MINHAS CRÔNICAS

sexta-feira, 27 de janeiro de 2012

Batistão diz ter visto a “mula sem cabeça”, será?

Faz muito tempo… Quando? Deracino não sabe ou não se lembra ao certo... o fato é que ocorreu; conto-lhes!

Estavam os dois, ele e o Batistão, vindo para casa depois de uma festa no sitio denominado “Dona Mingutinha”, distante mais ou menos duas léguas da sede da fazenda São Pedro, que está localizada no alto da serra de Monte do Carmo, no estado do Tocantins.

Vinham cavalgando a um passo lento, discutindo os acontecimentos daquela noitada; estava chegando a hora opressiva da luta entre a força do clarão do dia e o vislumbre da treva da noite. Quem conhece o sertão sabe que este horário costuma dar banzo nos habitantes dos gerais.

O lusque-fusque do dia confunde os sentidos das pessoas, as árvores começam a perder a nitidez das suas formas e simulam, vistas de longe, fantasmas de braços abertos e, se acontecer de ouvir o grito agourento do urutau, o desassossego do caboclo é substituído pelo medo.

Ao ser indagado o porquê dele não ter se enrabichado com a filha do Fonsequinha, uma vez que ela estava de “treita” com ele, Batistão disse ao Deracino que corria a notícia de que ela estava de “rolo” com o padre do lugarejo e mulher que enrosca com padre vira “mula sem cabeça” e com este “coisa ruim” quero distância, finaliza ele fazendo o sinal da cruz.

Para comprovar sua teoria, Batistão contou ao Deracino e este me contou o que vou lhes contar:

“Uma vez, lá onde eu morava, caí na besteira de estatelar o coração por causa de uma caboclinha pedaço de mau caminho; uma noite fui visitar a “escumunguenta” e na volta, já escurecendo, vinha a passo cochilento, só lembrando dos “amassos” que dei na pestinha.

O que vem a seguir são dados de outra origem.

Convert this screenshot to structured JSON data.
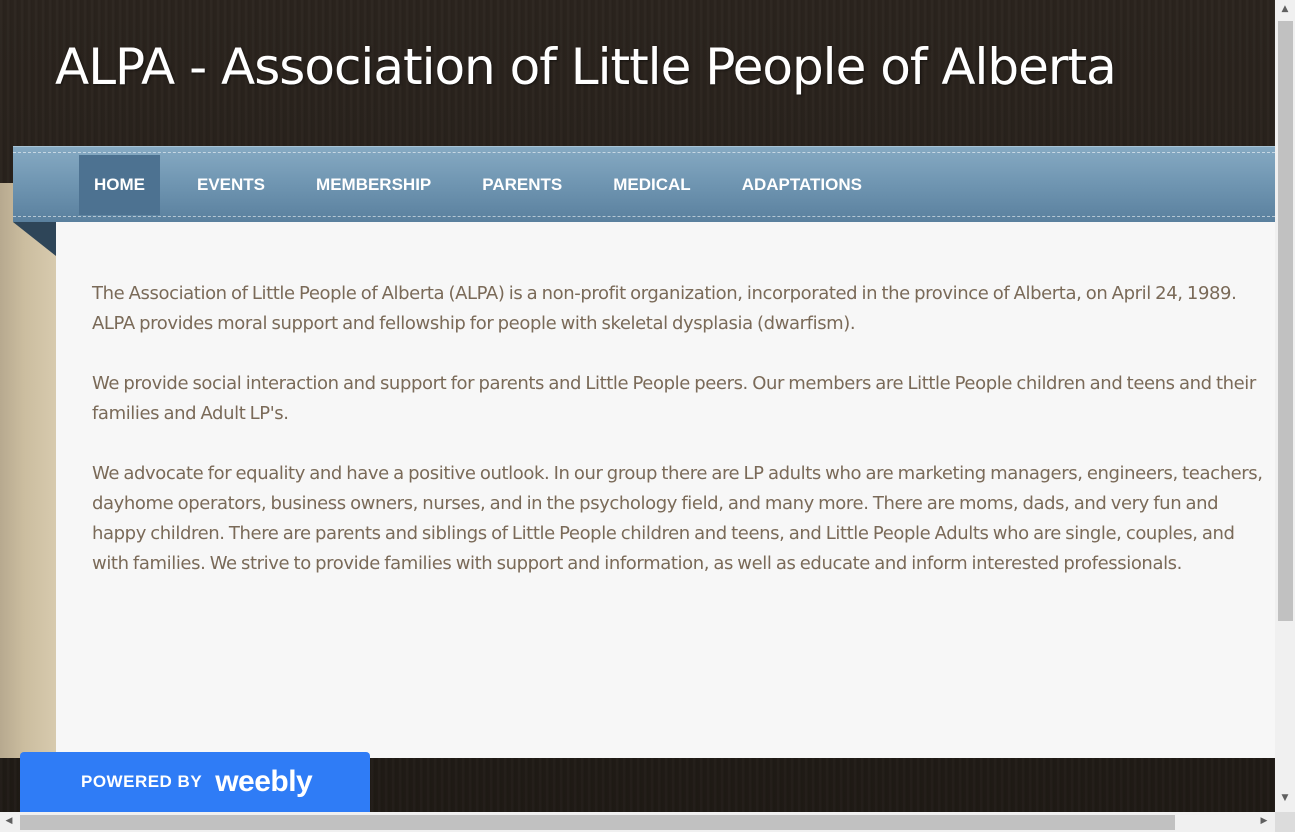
{
  "site": {
    "title": "ALPA - Association of Little People of Alberta"
  },
  "nav": {
    "items": [
      {
        "label": "HOME",
        "active": true
      },
      {
        "label": "EVENTS",
        "active": false
      },
      {
        "label": "MEMBERSHIP",
        "active": false
      },
      {
        "label": "PARENTS",
        "active": false
      },
      {
        "label": "MEDICAL",
        "active": false
      },
      {
        "label": "ADAPTATIONS",
        "active": false
      }
    ]
  },
  "content": {
    "paragraphs": [
      "The Association of Little People of Alberta (ALPA) is a non-profit organization, incorporated in the province of Alberta, on April 24, 1989.  ALPA provides moral support and fellowship for people with skeletal dysplasia (dwarfism).",
      "We provide social interaction and support for parents and Little People peers. Our members are Little People children and teens and their families and Adult LP's.",
      "We advocate for equality and have a positive outlook. In our group there are LP adults who are marketing managers, engineers, teachers, dayhome operators, business owners, nurses, and in the psychology field, and many more. There are moms, dads, and very fun and happy children. There are parents and siblings of Little People children and teens, and Little People Adults who are single, couples, and with families. We strive to provide families with support and information, as well as educate and inform interested professionals."
    ]
  },
  "badge": {
    "prefix": "POWERED BY",
    "brand": "weebly",
    "color": "#2f7cf6"
  },
  "scrollbars": {
    "up_icon": "▲",
    "down_icon": "▼",
    "left_icon": "◀",
    "right_icon": "▶"
  }
}
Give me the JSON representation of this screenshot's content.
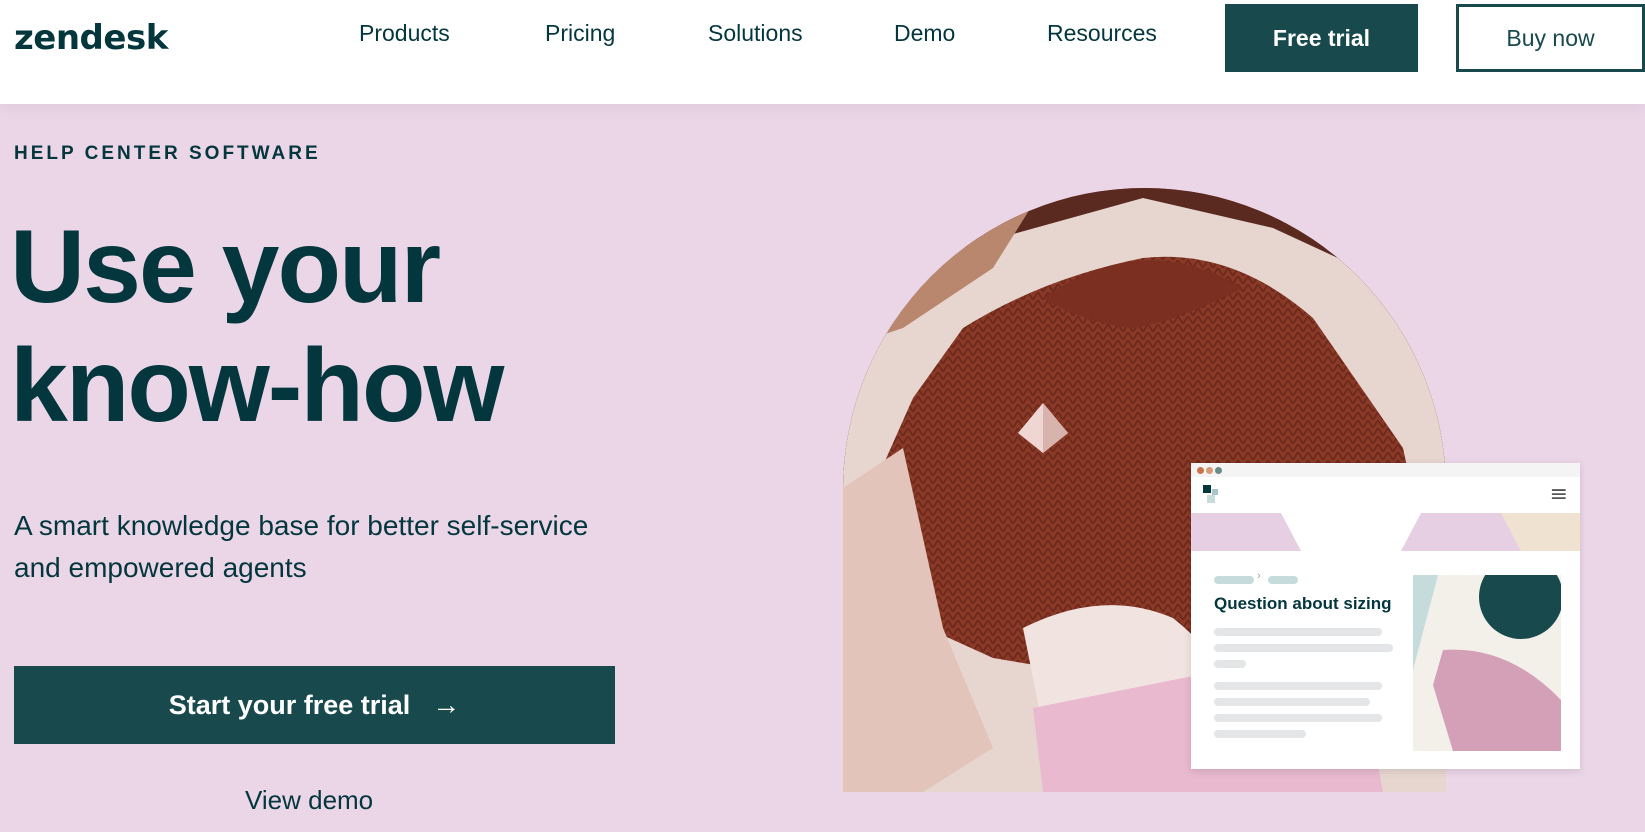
{
  "header": {
    "logo": "zendesk",
    "nav": [
      "Products",
      "Pricing",
      "Solutions",
      "Demo",
      "Resources"
    ],
    "free_trial_label": "Free trial",
    "buy_now_label": "Buy now"
  },
  "hero": {
    "eyebrow": "HELP CENTER SOFTWARE",
    "headline_line1": "Use your",
    "headline_line2": "know-how",
    "subhead_line1": "A smart knowledge base for better self-service",
    "subhead_line2": "and empowered agents",
    "cta_label": "Start your free trial",
    "cta_arrow": "→",
    "secondary_label": "View demo"
  },
  "card": {
    "title": "Question about sizing",
    "menu_icon": "≡"
  },
  "icons": {
    "arrow": "arrow-right-icon",
    "menu": "hamburger-menu-icon",
    "logo_mark": "site-logo-icon"
  },
  "colors": {
    "brand_dark": "#03363d",
    "button": "#17494d",
    "background": "#ebd6e8",
    "sweater": "#8a3d2a"
  }
}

Ai Deus do céu!

De repente vi a danadinha andando na minha frente, bem no meio da estrada e até com certo remelexo do traseiro; na hora achei que ela estava querendo completar o que principiamos; se eu apressava o passo do cavalo, ela também fazia o mesmo; pensei comigo mesmo, ela quer valorizar o capital.

Quando cheguei a uma encruzilhada da estrada, meu matungo relinchou, buliu as orelhas e principiou a bater com os cascos no chão; no que fui tomar sentido no cavalo, a danadinha da mulher sumiu da minha vista. Você sabe o que é arrepiar os cabelos do corpo todo? Foi o que aconteceu comigo!

O meu desejo era não pegar na encruzilhada o mesmo “trieiro” que a macutena pegou; pedi ajuda ao padrinho padre Cícero e rezei bem alto o que aprendi com meu pai:

Em nome do meu Pai, do seu filho e do Espírito Santo!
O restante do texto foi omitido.